Ron Paul's Haul: Lessons for Online Fundraisers?
The political world was stunned yesterday with the news that Congressman Ron Paul of Texas, a libertarian insurgent who is considered a longshot for the Republican presidential nomination by the mainstream press, had raised a forehead-smacking $4.2 million online in little over 24 hours from a whopping 35,000 donors. To recap: casting his 5th of November online fundraising plea as a not-subtle Guy Fawkes attack on the entrenched political powers in his own party, Paul's campaign raised what his campaign calls "the largest single-day online primary fundraising effort by a presidential candidate in United States election history."

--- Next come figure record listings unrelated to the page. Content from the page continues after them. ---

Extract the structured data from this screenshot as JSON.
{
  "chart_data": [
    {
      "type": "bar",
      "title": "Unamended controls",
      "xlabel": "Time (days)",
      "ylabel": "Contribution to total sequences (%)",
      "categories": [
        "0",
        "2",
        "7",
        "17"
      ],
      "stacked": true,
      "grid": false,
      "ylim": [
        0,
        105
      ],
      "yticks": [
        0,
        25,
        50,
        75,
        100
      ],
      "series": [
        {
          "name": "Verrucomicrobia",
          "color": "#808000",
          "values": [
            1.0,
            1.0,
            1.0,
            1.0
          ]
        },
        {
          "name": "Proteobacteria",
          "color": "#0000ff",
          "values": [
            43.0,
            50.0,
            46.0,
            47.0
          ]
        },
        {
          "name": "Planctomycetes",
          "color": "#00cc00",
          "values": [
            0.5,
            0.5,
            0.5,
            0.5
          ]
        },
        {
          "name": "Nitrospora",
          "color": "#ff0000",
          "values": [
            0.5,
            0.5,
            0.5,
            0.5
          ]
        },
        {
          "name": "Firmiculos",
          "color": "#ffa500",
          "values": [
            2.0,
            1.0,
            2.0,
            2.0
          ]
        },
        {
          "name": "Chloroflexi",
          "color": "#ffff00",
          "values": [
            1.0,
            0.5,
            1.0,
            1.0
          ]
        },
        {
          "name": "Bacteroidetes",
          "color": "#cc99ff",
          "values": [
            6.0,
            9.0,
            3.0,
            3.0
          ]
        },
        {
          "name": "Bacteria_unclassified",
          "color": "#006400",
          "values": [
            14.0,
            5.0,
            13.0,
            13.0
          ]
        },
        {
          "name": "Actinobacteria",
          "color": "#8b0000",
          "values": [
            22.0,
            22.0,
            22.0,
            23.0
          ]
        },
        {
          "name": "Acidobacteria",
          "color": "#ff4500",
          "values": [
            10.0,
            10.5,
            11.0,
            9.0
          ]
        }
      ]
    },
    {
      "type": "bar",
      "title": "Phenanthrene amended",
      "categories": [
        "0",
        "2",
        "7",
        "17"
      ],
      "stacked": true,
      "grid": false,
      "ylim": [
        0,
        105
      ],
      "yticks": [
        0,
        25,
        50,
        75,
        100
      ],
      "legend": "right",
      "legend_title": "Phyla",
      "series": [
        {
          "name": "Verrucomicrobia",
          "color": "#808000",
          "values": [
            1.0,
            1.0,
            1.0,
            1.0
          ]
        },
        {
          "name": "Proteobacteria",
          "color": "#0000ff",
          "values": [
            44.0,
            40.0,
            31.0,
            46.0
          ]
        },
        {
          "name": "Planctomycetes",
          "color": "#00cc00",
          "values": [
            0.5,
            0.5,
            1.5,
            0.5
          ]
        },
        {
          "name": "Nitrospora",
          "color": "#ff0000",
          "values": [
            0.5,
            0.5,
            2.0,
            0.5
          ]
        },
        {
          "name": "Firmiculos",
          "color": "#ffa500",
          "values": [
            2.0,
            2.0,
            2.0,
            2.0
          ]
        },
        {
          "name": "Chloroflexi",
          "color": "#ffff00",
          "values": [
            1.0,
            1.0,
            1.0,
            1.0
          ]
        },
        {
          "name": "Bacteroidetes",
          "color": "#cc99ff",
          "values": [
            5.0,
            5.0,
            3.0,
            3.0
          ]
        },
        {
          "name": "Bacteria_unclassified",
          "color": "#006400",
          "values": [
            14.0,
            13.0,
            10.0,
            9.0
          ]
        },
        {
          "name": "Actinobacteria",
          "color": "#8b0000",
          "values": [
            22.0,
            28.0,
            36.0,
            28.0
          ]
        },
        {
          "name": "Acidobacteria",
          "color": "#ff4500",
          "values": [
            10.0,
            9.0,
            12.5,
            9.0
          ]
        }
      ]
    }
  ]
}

It really is amazing, considering the decentralized, open-sourced, viral nature of the campaign - and I think there's a lesson in there somewhere for nonprofit fundraising. The entire campaign was choreographed by a volunteer, Trevor Lyman, according to The Politico:
Lyman, who’d never contributed to a politician before Paul, doesn’t fit into either category.

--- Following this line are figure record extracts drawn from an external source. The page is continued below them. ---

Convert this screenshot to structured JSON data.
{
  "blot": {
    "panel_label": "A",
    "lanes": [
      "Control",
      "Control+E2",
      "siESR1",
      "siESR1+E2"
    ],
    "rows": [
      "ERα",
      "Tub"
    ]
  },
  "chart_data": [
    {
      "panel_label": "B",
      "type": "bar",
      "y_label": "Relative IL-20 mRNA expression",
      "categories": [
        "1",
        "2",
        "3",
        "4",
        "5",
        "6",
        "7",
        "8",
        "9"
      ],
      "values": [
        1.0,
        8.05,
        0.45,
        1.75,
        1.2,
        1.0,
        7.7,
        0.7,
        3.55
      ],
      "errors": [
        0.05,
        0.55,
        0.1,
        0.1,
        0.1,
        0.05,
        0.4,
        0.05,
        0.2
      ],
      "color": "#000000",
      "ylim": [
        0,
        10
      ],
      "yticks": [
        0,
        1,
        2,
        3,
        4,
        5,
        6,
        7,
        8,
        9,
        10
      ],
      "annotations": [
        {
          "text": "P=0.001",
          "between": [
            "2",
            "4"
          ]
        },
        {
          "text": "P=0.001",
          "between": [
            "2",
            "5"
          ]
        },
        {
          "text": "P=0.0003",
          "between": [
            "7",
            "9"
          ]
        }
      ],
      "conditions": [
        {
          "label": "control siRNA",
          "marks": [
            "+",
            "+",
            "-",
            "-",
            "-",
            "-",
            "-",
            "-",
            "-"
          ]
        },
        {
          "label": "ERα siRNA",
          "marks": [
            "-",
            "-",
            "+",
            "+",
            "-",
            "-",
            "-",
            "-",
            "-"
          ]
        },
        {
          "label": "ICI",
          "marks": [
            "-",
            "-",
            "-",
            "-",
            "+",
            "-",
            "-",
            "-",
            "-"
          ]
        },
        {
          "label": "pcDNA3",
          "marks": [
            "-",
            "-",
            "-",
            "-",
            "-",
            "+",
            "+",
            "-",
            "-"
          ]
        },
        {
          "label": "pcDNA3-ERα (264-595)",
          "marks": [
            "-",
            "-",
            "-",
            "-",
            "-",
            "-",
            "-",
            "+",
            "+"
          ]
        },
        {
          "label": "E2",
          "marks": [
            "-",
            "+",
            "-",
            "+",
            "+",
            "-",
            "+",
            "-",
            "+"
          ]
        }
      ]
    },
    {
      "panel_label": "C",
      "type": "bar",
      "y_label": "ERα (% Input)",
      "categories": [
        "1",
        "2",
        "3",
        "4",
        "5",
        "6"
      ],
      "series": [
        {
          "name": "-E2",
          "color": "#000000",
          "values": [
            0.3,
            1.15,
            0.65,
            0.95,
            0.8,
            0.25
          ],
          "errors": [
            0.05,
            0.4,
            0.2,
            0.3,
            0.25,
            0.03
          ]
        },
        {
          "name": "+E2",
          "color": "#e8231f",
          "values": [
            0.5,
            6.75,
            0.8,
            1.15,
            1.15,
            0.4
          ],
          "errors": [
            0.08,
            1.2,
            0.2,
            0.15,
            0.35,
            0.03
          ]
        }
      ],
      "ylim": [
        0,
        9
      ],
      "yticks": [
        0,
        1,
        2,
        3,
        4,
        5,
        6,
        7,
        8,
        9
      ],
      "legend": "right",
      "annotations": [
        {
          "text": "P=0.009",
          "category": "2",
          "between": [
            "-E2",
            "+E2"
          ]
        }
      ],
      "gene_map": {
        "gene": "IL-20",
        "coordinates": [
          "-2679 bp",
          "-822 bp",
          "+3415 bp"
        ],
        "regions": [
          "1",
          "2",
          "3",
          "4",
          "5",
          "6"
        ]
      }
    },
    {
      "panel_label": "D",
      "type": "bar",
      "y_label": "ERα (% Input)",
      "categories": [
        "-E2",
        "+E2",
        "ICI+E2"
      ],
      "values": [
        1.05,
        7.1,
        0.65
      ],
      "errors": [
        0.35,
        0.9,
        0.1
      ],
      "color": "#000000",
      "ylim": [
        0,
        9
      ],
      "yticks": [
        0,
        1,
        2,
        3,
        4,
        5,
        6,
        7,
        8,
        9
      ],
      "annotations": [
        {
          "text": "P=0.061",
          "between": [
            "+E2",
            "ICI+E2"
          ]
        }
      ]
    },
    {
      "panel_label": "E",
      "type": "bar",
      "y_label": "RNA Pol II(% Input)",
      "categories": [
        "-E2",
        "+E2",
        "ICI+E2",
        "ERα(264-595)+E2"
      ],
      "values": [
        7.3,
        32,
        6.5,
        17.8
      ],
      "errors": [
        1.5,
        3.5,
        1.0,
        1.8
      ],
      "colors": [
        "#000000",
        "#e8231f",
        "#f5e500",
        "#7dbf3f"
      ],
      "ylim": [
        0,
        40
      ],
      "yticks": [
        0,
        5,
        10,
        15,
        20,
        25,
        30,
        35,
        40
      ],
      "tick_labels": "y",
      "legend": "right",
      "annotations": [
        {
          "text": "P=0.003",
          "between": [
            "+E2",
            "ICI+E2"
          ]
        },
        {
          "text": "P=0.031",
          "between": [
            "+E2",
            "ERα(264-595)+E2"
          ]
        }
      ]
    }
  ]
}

The co-owner of a company that promotes musicians on the web, he saw a video online proposing someone gather pledges from Paul’s legions of Internet followers, to be contributed through Paul’s campaign website on Monday, Nov. 5
He bought the domain name ThisNovember5th.com and launched the site Oct. 18.
“There’s no officialness about it in any sense. It’s just a website that said ‘hey let’s all donate money on this day,’” Lyman said. “And once the banners were in place and people could start spreading links, it just propagated virally. And that’s really it.”
Paul campaign spokesman Jesse Benton said the campaign did not coordinate with Lyman but was aware of his efforts, which Paul piggybacked on as Nov. 5 approached.
Could committed volunteers operating semi-independently from major organizations and causes really blow the doors off online fundraising (not to mention list-building)? I think so. Political fundraising isn't the same, of course, as charity fundraising but the basic techniques online can be similar and they do boil down to an effective case, good timing, ease of use, and list-building. We'll be watching the Ron Paul campaign for more developments.